Wrap your agent's response handler with budget.record(response.usage) and you have a signal. The log line names the culprit turn directly — the one whose tool result bloated the window — not the turn that happened to observe the growth. When CheckpointNeeded fires, you branch to the recovery path below instead of letting the loop drift into degraded reasoning.

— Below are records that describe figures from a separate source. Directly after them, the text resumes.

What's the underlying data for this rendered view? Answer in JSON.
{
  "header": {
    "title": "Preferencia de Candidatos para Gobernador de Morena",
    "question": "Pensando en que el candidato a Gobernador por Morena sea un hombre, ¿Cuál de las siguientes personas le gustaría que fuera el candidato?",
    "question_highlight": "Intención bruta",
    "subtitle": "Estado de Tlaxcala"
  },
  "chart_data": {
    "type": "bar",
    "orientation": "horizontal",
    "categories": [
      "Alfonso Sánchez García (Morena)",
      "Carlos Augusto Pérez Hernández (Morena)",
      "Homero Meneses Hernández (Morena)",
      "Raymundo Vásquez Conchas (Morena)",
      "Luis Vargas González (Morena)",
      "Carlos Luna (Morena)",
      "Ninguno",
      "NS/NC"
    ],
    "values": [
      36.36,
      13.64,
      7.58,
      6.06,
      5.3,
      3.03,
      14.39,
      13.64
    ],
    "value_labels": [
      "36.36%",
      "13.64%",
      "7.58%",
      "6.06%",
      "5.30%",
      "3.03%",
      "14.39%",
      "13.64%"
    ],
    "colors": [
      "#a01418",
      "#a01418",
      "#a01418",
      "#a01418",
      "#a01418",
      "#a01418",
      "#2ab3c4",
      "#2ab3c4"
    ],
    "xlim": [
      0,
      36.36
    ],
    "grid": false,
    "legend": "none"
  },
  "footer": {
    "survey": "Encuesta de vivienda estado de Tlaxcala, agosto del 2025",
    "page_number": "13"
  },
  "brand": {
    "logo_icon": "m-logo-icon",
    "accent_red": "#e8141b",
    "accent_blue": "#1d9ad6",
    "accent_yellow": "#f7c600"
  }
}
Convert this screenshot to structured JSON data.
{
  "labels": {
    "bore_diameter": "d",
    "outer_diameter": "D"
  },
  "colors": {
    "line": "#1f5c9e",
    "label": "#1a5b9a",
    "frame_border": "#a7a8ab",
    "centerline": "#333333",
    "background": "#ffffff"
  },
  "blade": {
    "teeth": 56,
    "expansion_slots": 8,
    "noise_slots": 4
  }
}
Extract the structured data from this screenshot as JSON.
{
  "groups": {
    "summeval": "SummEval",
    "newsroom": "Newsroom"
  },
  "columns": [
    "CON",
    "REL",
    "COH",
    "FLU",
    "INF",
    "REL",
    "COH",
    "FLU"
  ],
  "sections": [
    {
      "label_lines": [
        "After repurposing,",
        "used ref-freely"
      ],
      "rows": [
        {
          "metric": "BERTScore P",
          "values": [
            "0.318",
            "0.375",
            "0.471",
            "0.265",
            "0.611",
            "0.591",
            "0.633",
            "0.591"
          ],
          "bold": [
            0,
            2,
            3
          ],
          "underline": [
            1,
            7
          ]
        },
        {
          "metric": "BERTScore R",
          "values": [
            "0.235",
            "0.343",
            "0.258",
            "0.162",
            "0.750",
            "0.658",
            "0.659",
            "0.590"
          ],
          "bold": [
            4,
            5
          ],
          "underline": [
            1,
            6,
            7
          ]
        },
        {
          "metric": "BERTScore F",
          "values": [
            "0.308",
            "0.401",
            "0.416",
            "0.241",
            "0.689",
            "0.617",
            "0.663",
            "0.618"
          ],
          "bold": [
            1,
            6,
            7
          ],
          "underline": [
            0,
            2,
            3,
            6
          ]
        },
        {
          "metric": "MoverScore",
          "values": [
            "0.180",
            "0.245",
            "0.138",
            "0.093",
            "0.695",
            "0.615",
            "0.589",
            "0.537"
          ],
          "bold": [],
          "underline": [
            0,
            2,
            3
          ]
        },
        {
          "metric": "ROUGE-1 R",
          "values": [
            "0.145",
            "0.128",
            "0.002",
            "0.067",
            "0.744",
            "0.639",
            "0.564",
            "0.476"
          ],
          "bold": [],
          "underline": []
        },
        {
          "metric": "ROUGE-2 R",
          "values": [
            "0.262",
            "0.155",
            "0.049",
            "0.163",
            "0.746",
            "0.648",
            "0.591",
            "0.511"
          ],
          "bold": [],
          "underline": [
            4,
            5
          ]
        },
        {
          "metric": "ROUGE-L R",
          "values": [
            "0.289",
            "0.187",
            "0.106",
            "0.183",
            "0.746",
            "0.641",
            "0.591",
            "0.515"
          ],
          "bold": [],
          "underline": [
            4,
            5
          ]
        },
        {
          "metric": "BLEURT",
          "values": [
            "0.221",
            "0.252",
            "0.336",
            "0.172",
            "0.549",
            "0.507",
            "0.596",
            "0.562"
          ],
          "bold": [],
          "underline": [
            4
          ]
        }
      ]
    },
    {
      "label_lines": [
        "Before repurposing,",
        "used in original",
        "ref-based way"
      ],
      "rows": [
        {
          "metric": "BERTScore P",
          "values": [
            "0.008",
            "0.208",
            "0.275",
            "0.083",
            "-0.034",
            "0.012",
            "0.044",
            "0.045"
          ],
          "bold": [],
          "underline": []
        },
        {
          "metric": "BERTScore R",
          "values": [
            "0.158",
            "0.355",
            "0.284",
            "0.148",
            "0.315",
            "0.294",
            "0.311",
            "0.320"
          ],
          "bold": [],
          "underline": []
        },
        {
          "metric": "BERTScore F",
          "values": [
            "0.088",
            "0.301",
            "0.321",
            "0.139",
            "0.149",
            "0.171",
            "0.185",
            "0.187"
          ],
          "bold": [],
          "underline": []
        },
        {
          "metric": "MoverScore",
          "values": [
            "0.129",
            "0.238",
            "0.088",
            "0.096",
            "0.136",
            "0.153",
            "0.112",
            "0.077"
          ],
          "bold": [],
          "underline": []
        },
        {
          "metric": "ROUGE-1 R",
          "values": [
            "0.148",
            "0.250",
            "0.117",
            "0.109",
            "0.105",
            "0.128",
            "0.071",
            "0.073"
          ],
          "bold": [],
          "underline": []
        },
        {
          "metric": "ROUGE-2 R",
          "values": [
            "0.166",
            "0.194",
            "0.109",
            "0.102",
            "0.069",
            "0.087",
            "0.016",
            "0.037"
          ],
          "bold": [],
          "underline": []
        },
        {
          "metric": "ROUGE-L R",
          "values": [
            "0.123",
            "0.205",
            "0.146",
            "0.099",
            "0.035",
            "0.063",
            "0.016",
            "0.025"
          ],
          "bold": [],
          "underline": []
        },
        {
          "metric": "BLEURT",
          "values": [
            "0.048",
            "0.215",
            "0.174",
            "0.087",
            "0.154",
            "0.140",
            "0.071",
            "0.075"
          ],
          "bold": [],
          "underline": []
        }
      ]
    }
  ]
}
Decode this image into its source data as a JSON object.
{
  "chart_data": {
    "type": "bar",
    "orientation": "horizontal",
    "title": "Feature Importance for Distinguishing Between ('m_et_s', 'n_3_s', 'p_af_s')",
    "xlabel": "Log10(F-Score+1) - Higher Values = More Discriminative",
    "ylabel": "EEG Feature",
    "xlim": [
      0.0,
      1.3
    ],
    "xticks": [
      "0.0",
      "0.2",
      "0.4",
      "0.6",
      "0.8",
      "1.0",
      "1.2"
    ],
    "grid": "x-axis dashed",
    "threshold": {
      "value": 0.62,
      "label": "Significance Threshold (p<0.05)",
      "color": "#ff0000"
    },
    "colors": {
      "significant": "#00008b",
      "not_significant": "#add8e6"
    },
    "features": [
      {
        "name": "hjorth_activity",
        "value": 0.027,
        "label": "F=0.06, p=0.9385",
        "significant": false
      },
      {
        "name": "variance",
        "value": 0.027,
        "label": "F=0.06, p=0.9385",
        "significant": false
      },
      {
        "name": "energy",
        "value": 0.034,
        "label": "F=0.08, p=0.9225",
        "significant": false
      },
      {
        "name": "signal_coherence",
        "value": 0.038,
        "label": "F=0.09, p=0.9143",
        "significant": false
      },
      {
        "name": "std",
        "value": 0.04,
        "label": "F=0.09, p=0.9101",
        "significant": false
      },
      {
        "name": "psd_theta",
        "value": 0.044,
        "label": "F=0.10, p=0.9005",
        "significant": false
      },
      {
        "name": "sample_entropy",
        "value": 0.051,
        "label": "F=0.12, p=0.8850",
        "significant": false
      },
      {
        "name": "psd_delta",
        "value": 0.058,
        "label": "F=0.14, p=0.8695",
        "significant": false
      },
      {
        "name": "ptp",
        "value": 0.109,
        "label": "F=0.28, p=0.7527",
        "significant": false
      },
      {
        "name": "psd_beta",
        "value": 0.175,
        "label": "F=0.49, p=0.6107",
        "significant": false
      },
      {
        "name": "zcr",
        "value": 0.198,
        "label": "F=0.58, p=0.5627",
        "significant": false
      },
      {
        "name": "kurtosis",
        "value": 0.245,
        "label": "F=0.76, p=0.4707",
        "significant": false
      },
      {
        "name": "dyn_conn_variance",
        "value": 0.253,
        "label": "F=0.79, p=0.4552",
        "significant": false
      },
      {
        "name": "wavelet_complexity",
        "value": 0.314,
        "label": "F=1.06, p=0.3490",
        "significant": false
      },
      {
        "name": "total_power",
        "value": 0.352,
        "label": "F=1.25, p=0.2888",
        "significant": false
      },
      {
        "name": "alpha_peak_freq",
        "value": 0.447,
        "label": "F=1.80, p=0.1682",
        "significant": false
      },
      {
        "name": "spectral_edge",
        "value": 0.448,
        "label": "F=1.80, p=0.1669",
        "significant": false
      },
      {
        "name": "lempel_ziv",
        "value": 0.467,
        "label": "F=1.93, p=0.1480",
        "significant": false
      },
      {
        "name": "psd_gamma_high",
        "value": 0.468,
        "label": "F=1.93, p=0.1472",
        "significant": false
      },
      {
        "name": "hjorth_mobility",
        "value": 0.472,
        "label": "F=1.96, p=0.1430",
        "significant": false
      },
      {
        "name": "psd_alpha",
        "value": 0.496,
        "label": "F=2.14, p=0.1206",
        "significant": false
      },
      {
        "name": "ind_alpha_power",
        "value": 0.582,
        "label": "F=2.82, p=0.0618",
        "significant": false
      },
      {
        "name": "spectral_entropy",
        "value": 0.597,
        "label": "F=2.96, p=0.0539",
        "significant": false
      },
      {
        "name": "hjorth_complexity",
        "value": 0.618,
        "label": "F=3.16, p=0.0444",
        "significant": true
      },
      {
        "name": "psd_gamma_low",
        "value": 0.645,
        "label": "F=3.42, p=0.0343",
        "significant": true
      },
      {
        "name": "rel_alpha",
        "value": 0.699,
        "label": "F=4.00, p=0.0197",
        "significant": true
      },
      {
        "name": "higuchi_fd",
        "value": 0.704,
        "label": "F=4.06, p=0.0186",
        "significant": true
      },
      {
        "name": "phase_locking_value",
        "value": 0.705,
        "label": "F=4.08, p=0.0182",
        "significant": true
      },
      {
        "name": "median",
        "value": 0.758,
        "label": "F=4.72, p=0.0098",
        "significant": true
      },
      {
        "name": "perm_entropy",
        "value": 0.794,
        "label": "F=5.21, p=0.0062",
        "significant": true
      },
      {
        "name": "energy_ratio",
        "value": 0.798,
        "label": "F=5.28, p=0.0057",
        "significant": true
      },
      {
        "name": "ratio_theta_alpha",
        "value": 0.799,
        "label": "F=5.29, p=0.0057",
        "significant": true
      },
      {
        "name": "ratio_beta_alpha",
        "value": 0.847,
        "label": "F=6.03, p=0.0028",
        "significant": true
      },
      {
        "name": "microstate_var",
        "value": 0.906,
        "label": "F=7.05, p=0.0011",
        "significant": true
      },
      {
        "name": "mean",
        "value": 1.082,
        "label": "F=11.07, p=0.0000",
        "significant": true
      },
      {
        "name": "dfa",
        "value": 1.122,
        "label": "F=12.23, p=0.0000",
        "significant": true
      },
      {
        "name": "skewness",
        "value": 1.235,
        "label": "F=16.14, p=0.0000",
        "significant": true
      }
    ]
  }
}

What to do when the budget trips

Three options. Two of them throw away information you can't get back.

Front-truncation — drop the oldest messages — is the silent default in LangChain's ConversationBufferWindowMemory and several other frameworks. It is the worst option. It deletes the task framing and original constraints, leaving the agent optimizing for whatever's in the last few turns. If you didn't configure your memory class explicitly, check what it does. You probably don't want it.

Naive summarization — collapsing the history into prose — preserves facts and destroys judgment. The agent ends up knowing a decision was made but not why it ruled out the alternatives. Factually accurate, strategically lost.

The third option is the same operation done with discipline: checkpoint-and-restart with a structured state object instead of prose. Call it structured summarization if you like — the point isn't to avoid summarizing, it's to summarize the things judgment depends on (decisions, rationale, ruled-out alternatives, active constraints) instead of flattening them into narrative. In longer-running loops you can pair it with the last N turns kept verbatim, so recent reasoning survives intact while older context is compressed to state. Send this exact prompt when the budget trips:

Checkpoint prompt — emit a state object, not a summary
You are about to hand off this task to a fresh context window.
Do not summarize. Emit a structured state object as JSON with:

- original_task: the original user request, verbatim
- decisions: list of {decision, rationale, alternatives_ruled_out}
- open_tasks: list of concrete next steps with their preconditions
- active_constraints: rules still in force (verbatim from earlier turns)
- known_facts: only facts the next turn cannot re-derive cheaply

Omit anything the next context can recover from tools.
Do not paraphrase constraints. Quote them.

Two design constraints make this work in practice.

First: at most one restart per task. Each pass compounds information loss. A summary of a summary is where agents go to die. If one restart isn't enough, the task should be split, not re-checkpointed.

Second: store the original task framing externally and re-inject it on every restart. Don't trust the model to carry it. The verbatim original prompt costs maybe 300 tokens; losing it costs the whole run.

Threshold calibration matters too. Tripping the checkpoint at 40% of your budget burns more tokens on the recovery call than just finishing the run would have. Set the threshold based on expected remaining turns, not current consumption. If you're typically done by turn 12 and you're at 60% on turn 4, you have a problem. At 60% on turn 10, you're fine.

Token delta is the signal; the structured checkpoint is the fix; caching is the thing that quietly removes your last excuse not to care. Add the ContextBudget wrapper to your agent loop today, run it against the last long-horizon task that gave you a bad result, and read off the turn the log blames for the spike — that's the tool call you need to bound.